Feliz cumpleaños, papi.

Patricia

Apuntes de un diario inexistente

Las tonadas de jazz en mi apartamento me dan un ritmo, una cadencia, del tiempo que yo busco ocupar y que tú luchas por recuperar, o quizás por ganar aunque me gusta creer que aún no se ha perdido.

Te tengo en tantos recuerdos alegres de mi infancia y juventud. Aquel día en el que íbamos en el carro a buscar a Lucía y Jimena en la guardería Cinteduc y yo estudiaba para un quiz de biología. Me decías “pero ahiji, relájate un poco, estudias después” y yo, en el carro, con dos niñas jugando, el tráfico, repetía las partes del oído medio. Recuerdo aquella vez que con mi tía Anne me hicieron un disfraz de flor y otro de jirafa, para el colegio. O cuando hacías collares de cerámica en la casa de la abuela y me dejabas ayudarte.

Pablo me recordó esta mañana de cuando nos llevabas al cine, antes de que los cines estuviesen en centros comerciales.

Recuerdo cuando me invitabas a quedarme a dormir en tu casa y me sentía grande, porque hablábamos de muchas cosas.

Recuerdo cuando compartiste embarazo con mi mamá, tu hermana mayor. Las dos hermanas que tuvieron dos niñas solo con dos semanas de diferencia. Al visitarte en la maternidad, le pegué un piojo a la recién nacida. Siempre contabas este cuento riéndote.

Recuerdo cuando me dijiste que para seguir con la tradición, yo sería la madrina de tu hijo así como mi madre era tu madrina y tú eras la mía.

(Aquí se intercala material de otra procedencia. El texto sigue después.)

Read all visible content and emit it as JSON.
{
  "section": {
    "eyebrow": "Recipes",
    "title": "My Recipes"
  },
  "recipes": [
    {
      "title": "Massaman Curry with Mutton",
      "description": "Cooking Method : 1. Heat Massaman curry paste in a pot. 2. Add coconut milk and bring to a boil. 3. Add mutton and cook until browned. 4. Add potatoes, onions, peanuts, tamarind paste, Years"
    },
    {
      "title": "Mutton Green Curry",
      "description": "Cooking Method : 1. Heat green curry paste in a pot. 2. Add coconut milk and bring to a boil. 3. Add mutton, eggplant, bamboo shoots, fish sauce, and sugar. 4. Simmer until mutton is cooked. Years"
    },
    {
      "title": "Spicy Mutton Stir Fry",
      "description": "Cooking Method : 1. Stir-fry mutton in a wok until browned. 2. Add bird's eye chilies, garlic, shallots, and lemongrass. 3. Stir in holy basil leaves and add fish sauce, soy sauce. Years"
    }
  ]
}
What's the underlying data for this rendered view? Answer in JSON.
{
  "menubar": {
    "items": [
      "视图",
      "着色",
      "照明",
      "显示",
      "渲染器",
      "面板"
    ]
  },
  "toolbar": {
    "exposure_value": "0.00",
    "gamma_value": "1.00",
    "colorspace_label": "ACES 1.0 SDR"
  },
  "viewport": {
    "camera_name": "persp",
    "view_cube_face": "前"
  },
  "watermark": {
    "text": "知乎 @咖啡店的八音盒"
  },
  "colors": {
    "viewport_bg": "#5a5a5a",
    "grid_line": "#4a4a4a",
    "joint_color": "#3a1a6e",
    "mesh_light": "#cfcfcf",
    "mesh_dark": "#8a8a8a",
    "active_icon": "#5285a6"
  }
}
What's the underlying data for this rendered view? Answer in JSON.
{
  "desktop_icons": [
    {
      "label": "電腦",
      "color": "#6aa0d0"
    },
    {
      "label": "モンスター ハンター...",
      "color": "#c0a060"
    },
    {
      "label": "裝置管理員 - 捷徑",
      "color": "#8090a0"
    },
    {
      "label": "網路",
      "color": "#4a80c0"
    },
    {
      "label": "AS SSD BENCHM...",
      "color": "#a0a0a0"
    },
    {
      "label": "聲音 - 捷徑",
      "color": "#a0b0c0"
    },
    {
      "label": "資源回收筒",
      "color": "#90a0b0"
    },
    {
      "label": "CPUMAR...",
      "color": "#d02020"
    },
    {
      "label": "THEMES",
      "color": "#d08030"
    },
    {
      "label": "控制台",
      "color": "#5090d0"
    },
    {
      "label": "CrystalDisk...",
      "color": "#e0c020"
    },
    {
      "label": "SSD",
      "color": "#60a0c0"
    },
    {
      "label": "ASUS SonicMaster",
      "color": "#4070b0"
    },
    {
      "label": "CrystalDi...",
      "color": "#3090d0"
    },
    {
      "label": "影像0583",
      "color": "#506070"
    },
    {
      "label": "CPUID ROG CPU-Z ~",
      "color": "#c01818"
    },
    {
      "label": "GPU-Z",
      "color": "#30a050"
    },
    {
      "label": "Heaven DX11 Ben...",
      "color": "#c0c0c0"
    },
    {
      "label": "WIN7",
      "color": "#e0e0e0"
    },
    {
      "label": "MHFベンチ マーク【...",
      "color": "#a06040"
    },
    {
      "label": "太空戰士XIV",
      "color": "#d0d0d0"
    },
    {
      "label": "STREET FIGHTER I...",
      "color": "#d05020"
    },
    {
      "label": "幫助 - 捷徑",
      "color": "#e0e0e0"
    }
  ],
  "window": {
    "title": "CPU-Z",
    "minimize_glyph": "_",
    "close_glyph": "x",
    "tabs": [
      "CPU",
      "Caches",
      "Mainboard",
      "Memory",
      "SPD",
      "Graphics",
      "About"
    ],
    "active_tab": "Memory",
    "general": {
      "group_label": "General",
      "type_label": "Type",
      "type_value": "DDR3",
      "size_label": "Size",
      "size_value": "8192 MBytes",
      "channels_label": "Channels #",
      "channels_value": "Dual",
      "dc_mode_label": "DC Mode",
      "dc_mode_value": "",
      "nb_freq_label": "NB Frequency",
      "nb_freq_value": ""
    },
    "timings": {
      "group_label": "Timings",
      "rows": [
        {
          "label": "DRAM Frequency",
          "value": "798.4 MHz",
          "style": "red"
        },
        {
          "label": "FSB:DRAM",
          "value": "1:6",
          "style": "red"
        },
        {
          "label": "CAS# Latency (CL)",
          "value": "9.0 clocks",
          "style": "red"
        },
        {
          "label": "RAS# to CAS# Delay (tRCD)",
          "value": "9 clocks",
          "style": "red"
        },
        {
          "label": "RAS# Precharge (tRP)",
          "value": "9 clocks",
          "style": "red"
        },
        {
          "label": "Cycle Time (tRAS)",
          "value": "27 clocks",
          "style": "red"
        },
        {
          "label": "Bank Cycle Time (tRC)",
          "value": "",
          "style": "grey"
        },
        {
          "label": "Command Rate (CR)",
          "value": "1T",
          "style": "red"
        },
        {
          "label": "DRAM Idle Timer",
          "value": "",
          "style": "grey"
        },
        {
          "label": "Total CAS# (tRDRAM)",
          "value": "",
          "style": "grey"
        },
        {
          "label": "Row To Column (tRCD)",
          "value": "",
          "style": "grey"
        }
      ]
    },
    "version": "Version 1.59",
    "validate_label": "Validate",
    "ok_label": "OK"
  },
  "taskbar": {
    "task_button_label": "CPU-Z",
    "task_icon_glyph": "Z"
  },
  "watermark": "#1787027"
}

Yo solo tenia 16 años.

Me diste el ahijado más inteligente que pude haber pedido. Siempre decías que te sorprendía la buena elección que habían hecho tú y mi tío Gonzalo porque teníamos muchas cosas en común él y yo.

Recuerdo cuando nació Teresa, y nos asustaste mucho porque no fue fácil. Nos tocó cuidar a la bebé mientras tú te recuperabas.

Emigramos y nos distanciamos. Pero siempre que necesitabas hablar de mi ahijado, me escribías, y teníamos ese canal de comunicación abierto. Porque el amor siempre quedó inmutable. Recientemente habíamos retomado esa cercanía que la distancia nos había quitado.

Cuando mis orquídeas se enfermaron, me compartiste tus trucos y remedios.

Cada bromelia de mi casa son un homenaje a las tardes que pasabas con mi abuela ocupándote de la colección que poco a poco fueron haciendo. Ahora eres energía, y amor, mi Madri. Estarás aquí, conmigo, en cada flor y cada planta, porque son mi vínculo contigo.

A comienzos del año me decías que ya me visitarían cuando hayamos pasado todo esto. “Todo esto”, una pandemia. Una pandemia que se siente aún más cruel al tener que despedirte de lejos.

Me visitarán, y mi ahijado vendrá, y estarás siempre aquí, entre nosotros, entre el amor que te tenemos los que te decimos adiós hoy. Y brillarás, como las 4 estrellas con las que decoraste el sobre de la última carta que me escribiste.

[Empecé a escribir este texto cuando mi tía Patricia estaba en terapia intensiva, hoy nos dejó y a ella le dedico y agradezco por todos los momentos vividos.]

Habitando nuevos espacios

Apuntes de un diario inexistente

Lentamente las cosas van tomando su lugar. El cuerpo se habitúa a los espacios, a veces entre tropiezos y otras sabiendo medir mis ángulos. Son más las veces que la cuenta sale mal. Siempre he creído que no logro identificar el tamaño de lo que soy y termina mi pierna, mi muslo, un brazo, golpeándose con algo, el sofá, el marco de la puerta, la mesa. Cuando se cambian de coordenadas toma el cuerpo tiempo para rehabituarse. Para saberse los pasos ciegamente. Y aún así, hasta cuando el camino ha sido recorrido miles de veces, de manera mecánica, en repeticiones espontáneas, suelen haber días en los que no consigo evitar el impacto. Alguien me preguntó una vez si yo había gateado o si caminé directamente. Se cree que los que tenemos prisa en caminar, saltamos la etapa de reconocer el espacio y las dimensiones. Y sin embargo, puedo decirte de memoria cada esquina de aquel apartamento mientras aprendo las ranuras y el crujido del suelo de este. Una transición que aún se siente temporal. El vecino se prepara para ir a su trabajo y yo, que tenía ese sonido como referencia en el antiguo apartamento, me despierto con él. Son apenas las 6am. Rápidamente me doy cuenta que no es el mismo vecino, nuevo lugar, nuevas rutinas.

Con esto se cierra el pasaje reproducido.